We’ve heard a lot this week about “classified” documents, state secrets, and how the spreading of this information either makes you a hero or a traitor, if you’re into simple dichotomies.
We’ll leave the “hero/traitor/traitriot” talk surrounding NSA leaker Edward Snowden to the politicos and pundits. As the discussion heats up over whether what Snowden did was treason or not, what we’re wondering is, who decides what’s “classified” and what’s not?
The answer is, to an extent, itself a mystery, in a Catch-22 worthy of that other guy named Snowden. But while the specifics can be vague, one thing is clear from reading executive orders and policy reviews: That the guidelines for determining and describing classified information are rarely consistent from agency to agency, a troubling fact when there are people facing decades in prison for disclosing it.
Below, we’ll explain how information becomes classified, who classifies it, and what can happen if you disclose it to unauthorized parties:
How does information become “classified”?
When someone who is granted the authority to classify information says so. The criteria for deeming something “classified” (as outlined by Executive Order 13526) is met when “unauthorized disclosure of the information reasonably could be expected to result in damage to the national security.” The person classifying the information, referred to as a “classification authority,” must also describe how the information could be damaging before making that distinction.
So how do you become a “classification authority”?
Get elected President, or become one of the administration’s executive officers or agency heads listed here. Most of those individuals are who you’d expect; people like the Secretary of Defense and the Director of the CIA. But it also includes figures who may or may not be experts on what constitutes a national security threat, like the Secretary of Agriculture and the Director of National Drug Control Policy. And in some cases, these individuals can delegate classification authority to other subordinate senior officials not listed here.
Is all “classified information” treated the same?
No. There are three designations for “classified information” in the United States, with different security clearances assigned to each:
Top Secret, meaning that the information could cause “exceptionally grave damage” to national security.
Secret, meaning that the information could cause “serious damage” to national security.
Confidential, meaning that the information could cause plain-old “damage” to national security.
How was the information leaked by Edward Snowden classified?
Both the court order renewing the collection of phone records and the PRISM powerpoint slides Snowden provided to the Guardian were classified as “top secret.” That makes sense because the purported function of the data collection was to protect against terror attacks, which is about as “exceptionally grave” as it gets. (Although according to the AP, there are doubts as to whether PRISM was really needed to intercept the email that thwarted a 2009 New York terror plot).
So is it always illegal to disclose classified information?
Not always, but often: Disclosing classified information that impacts national security is a violation of the Espionage Act of 1917, which has been used to prosecute Bradley Manning, the originator of the Wikileaks documents, and Daniel Ellsberg, who leaked the Pentagon Papers exposing the lies of multiple presidential administrations during the Vietnam War.

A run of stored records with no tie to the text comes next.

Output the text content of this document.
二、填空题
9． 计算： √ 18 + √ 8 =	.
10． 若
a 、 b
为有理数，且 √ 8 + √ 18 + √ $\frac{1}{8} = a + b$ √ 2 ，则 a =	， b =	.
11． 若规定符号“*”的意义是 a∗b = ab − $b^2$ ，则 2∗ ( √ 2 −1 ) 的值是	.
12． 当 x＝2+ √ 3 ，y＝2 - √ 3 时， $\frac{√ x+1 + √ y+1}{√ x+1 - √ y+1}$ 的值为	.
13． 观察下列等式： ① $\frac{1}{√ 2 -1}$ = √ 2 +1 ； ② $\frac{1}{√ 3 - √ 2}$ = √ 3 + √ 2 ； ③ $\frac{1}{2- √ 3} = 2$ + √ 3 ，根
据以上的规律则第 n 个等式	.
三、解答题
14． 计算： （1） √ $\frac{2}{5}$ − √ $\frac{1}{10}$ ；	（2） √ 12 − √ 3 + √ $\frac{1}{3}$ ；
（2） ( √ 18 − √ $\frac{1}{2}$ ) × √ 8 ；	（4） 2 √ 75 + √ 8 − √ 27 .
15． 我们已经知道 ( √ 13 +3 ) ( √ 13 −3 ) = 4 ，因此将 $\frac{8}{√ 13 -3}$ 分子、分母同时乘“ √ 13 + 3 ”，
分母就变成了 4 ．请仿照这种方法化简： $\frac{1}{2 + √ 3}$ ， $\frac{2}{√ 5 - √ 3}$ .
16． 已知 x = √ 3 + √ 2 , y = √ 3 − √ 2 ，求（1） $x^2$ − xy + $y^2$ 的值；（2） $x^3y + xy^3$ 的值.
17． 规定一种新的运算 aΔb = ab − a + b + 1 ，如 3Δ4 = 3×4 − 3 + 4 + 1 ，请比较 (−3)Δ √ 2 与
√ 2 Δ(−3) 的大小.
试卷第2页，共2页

But in 1989 the United States passed the Whistleblower Protection Act, designed shield leakers when the classified information they disclose exposes wrongdoing or illegality. However, the NSA claims that what it was doing was not illegal. And besides, in another absurd Catch-22, you don’t get protection if you work for the NSA.
So what’s the problem? If these secrets protect national security, shouldn’t they stay secret?
The problem is that with so many agencies and individuals empowered to place “classified” status on information, the definition of “national security” is far from settled. A review published by the Office of the Director of National Security in 2008 states, “The definitions of ‘national security’ and what constitutes ‘intelligence’ — and thus what must be classified — are unclear.”
Nor are the distinctions between “top secret,” “secret,” and “confidential” clear, the paper states: “There appears to be no common understanding of classification levels among the classification guides reviewed by the team, nor any consistent guidance as to what constitutes ‘damage,’ ‘serious damage,’ or ‘exceptionally grave damage’ to national security.”
With such little agreement over what can be called “classified” information, and such potentially high penalties for disclosing it — Snowden risks decades in prison — the NSA scandal is as much an opportunity to review how we designate classified information as it is to examine our surveillance practices.